[FoRK] Slow grep

Aidan Kehoe kehoea at parhasard.net
Fri Mar 19 03:36:07 PST 2004


 Ar an 19ú lá de mí 3, scríobh Eugen Leitl :

 > It's supposed to be compatible. It breaks a lot of things. It also
 > inherently bloated, and will result in a security nightmare of
 > unprecedented proportions.

Explain to me how it is inherently bloated? You use English and the
characters in US-ASCII, you've the same overhead as before, but the
capability to have the Euro sign not break on you, the option of using
decent typography, the option of using the IPA, the option of using
mathematical symbols that don't look like arse. You write web pages in
Japanese, and the structure and HTML overhead is exactly the same as with
ASCII, while you're using two or three bytes for each non-Roman
character. Probably less overhead than UTF-16. 

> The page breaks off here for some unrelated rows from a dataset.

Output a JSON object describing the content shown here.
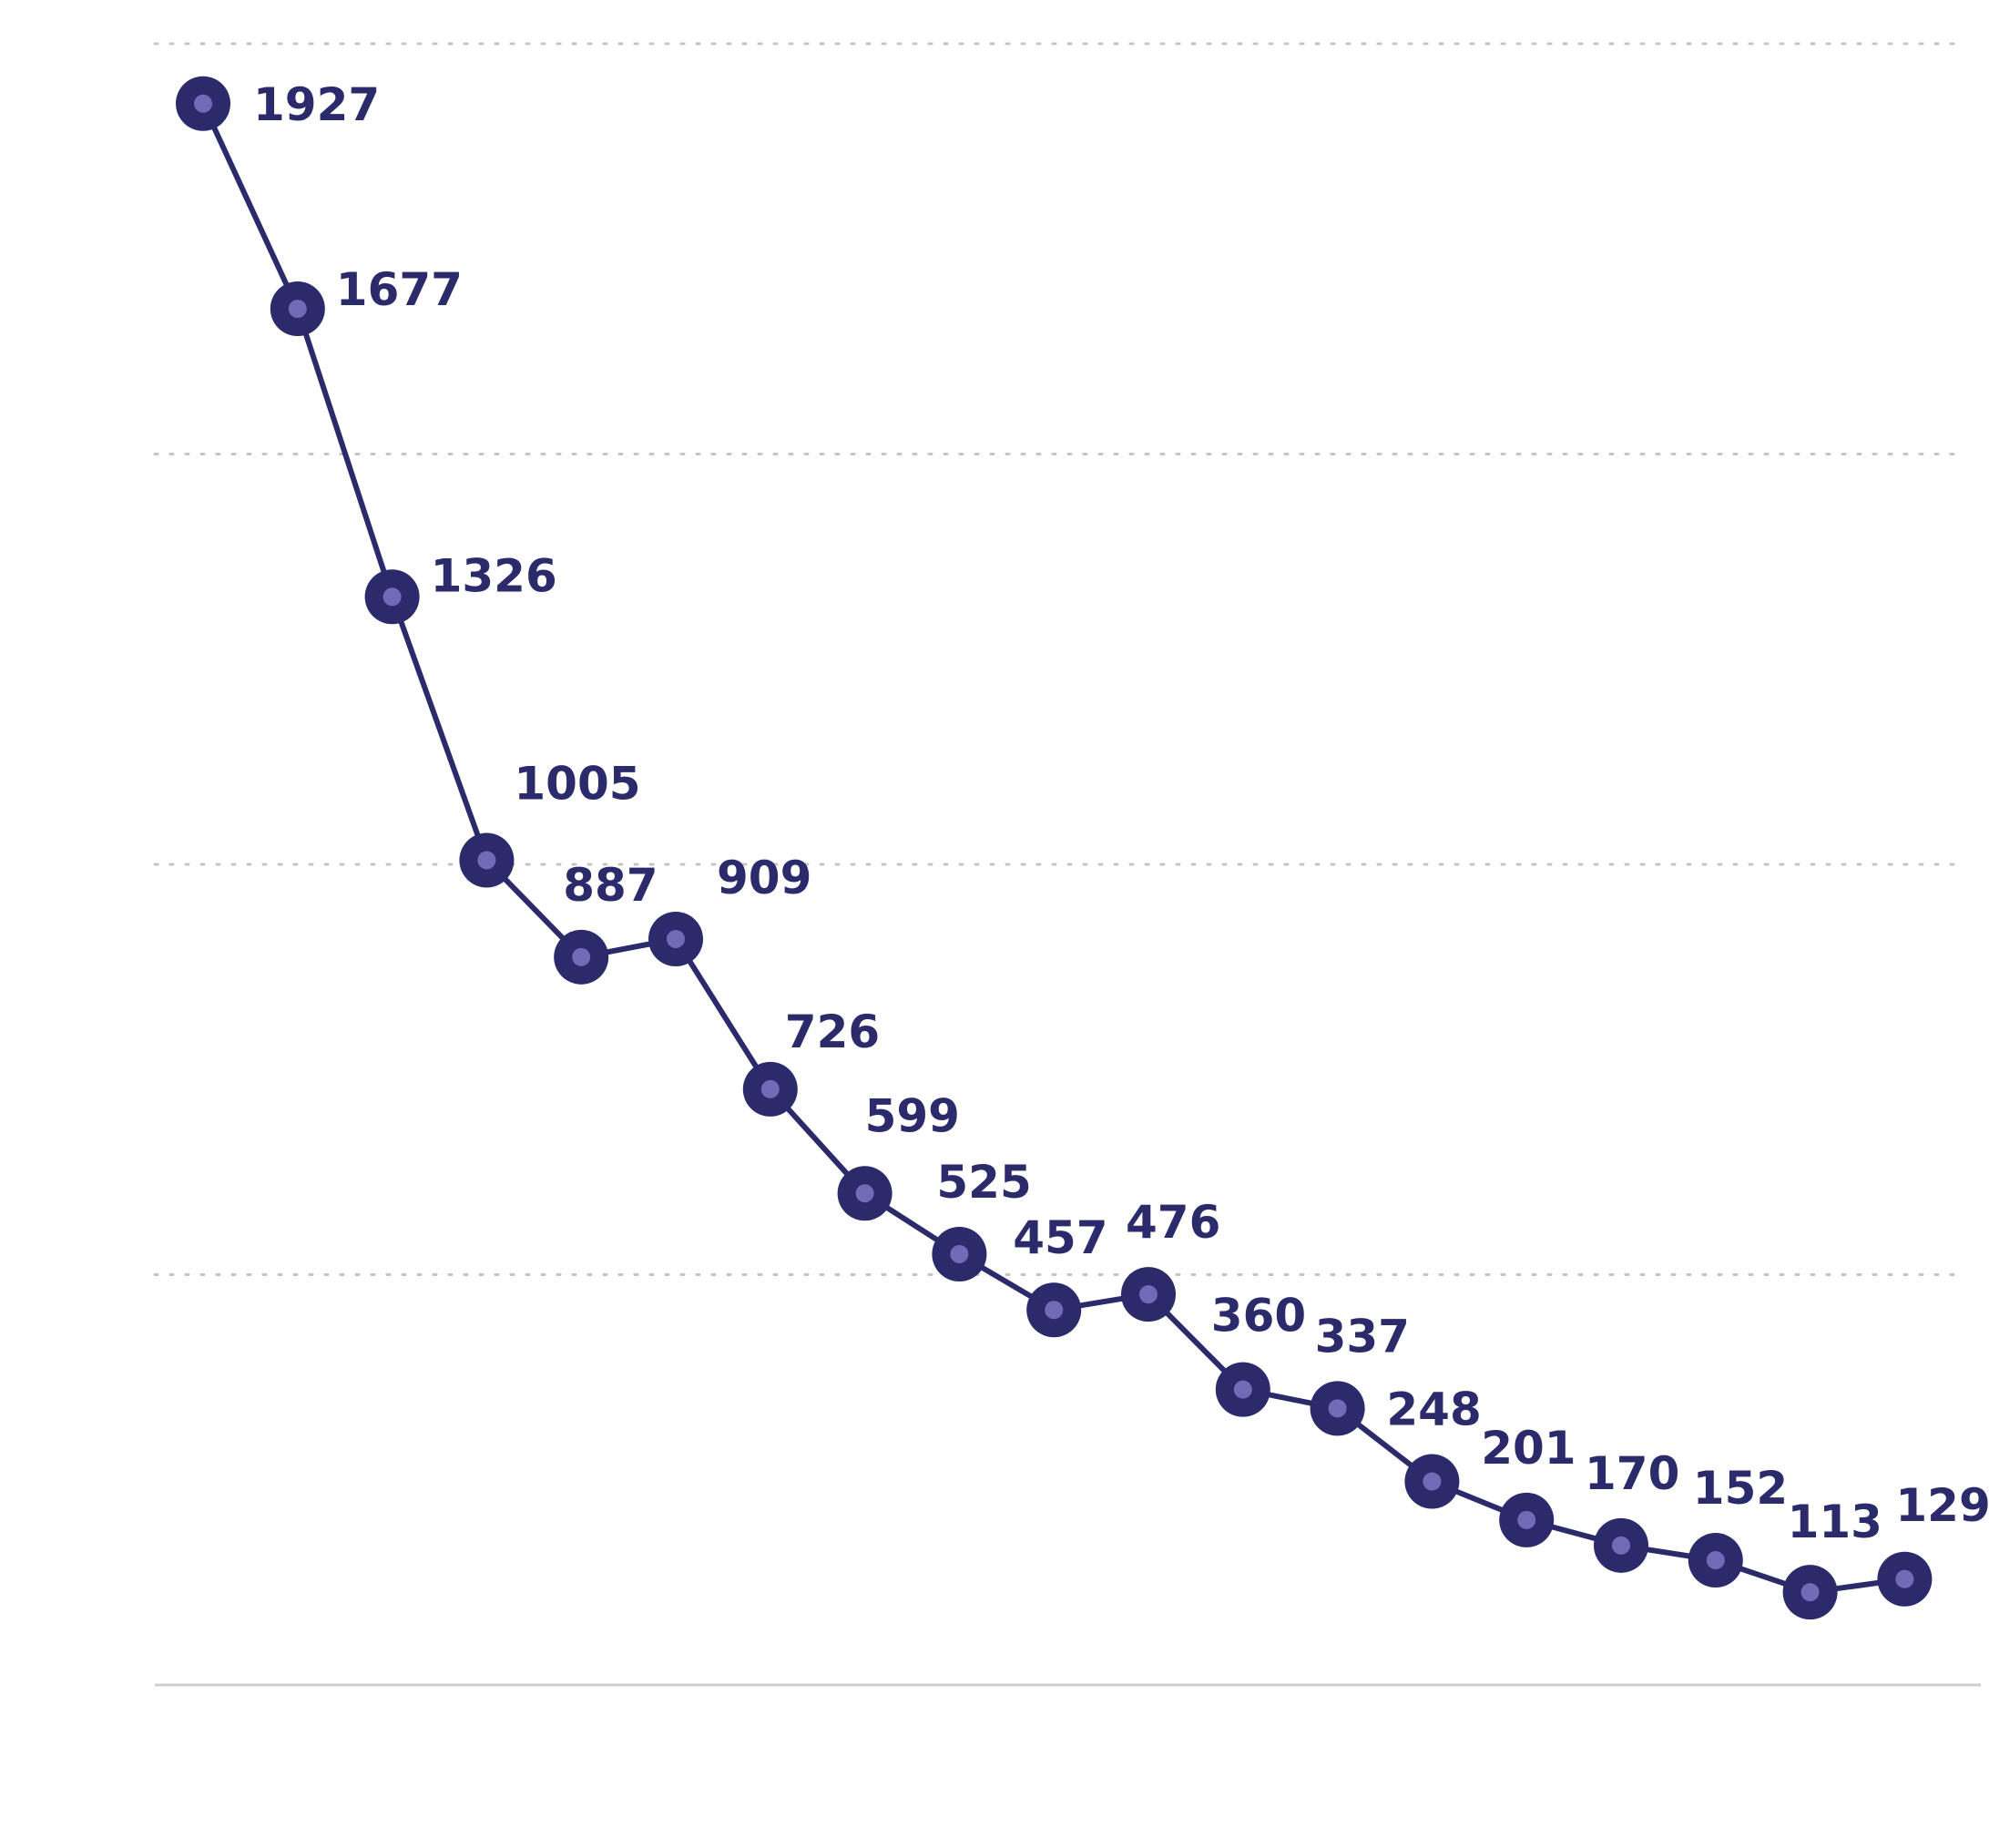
{
  "chart_data": {
    "type": "line",
    "title": "",
    "xlabel": "",
    "ylabel": "",
    "ylim": [
      0,
      2000
    ],
    "gridlines": [
      500,
      1000,
      1500,
      2000
    ],
    "grid": true,
    "values": [
      1927,
      1677,
      1326,
      1005,
      887,
      909,
      726,
      599,
      525,
      457,
      476,
      360,
      337,
      248,
      201,
      170,
      152,
      113,
      129
    ],
    "data_labels": [
      "1927",
      "1677",
      "1326",
      "1005",
      "887",
      "909",
      "726",
      "599",
      "525",
      "457",
      "476",
      "360",
      "337",
      "248",
      "201",
      "170",
      "152",
      "113",
      "129"
    ],
    "colors": {
      "line": "#2b2a6b",
      "marker_inner": "#6f6bb6",
      "label": "#2b2a6b"
    }
  }
}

Any technical change has implications for security. It's not impossible to
make a technical change and get security right, though. 

 > Not really. Most of Western Europe is easily pressable into a 7-bit charset,
 > even slavic languages can be transcribed, though the latter is a bit of a
 > stretch. Umlauts and ess-zet in German are commonly transcribed (I never use
 > them in email traffic, and I frequently see problems with naive users who
 > just use them because they're there). 

Western Europe isn't the issue. Western Europe is getting along okay with
ASCII--text looks like arse, but people struggle along. 

 > > your life be if, to use URLs and the internet in general, you had to learn
 > > to transcribe from your native Cantonese to an [-A-Z0-9] representation of
 > > the sounds of proper nouns, to access information relevant to you? Oh, and
 > 
 > There's a bazillion dialects in India, but about all of them speak English.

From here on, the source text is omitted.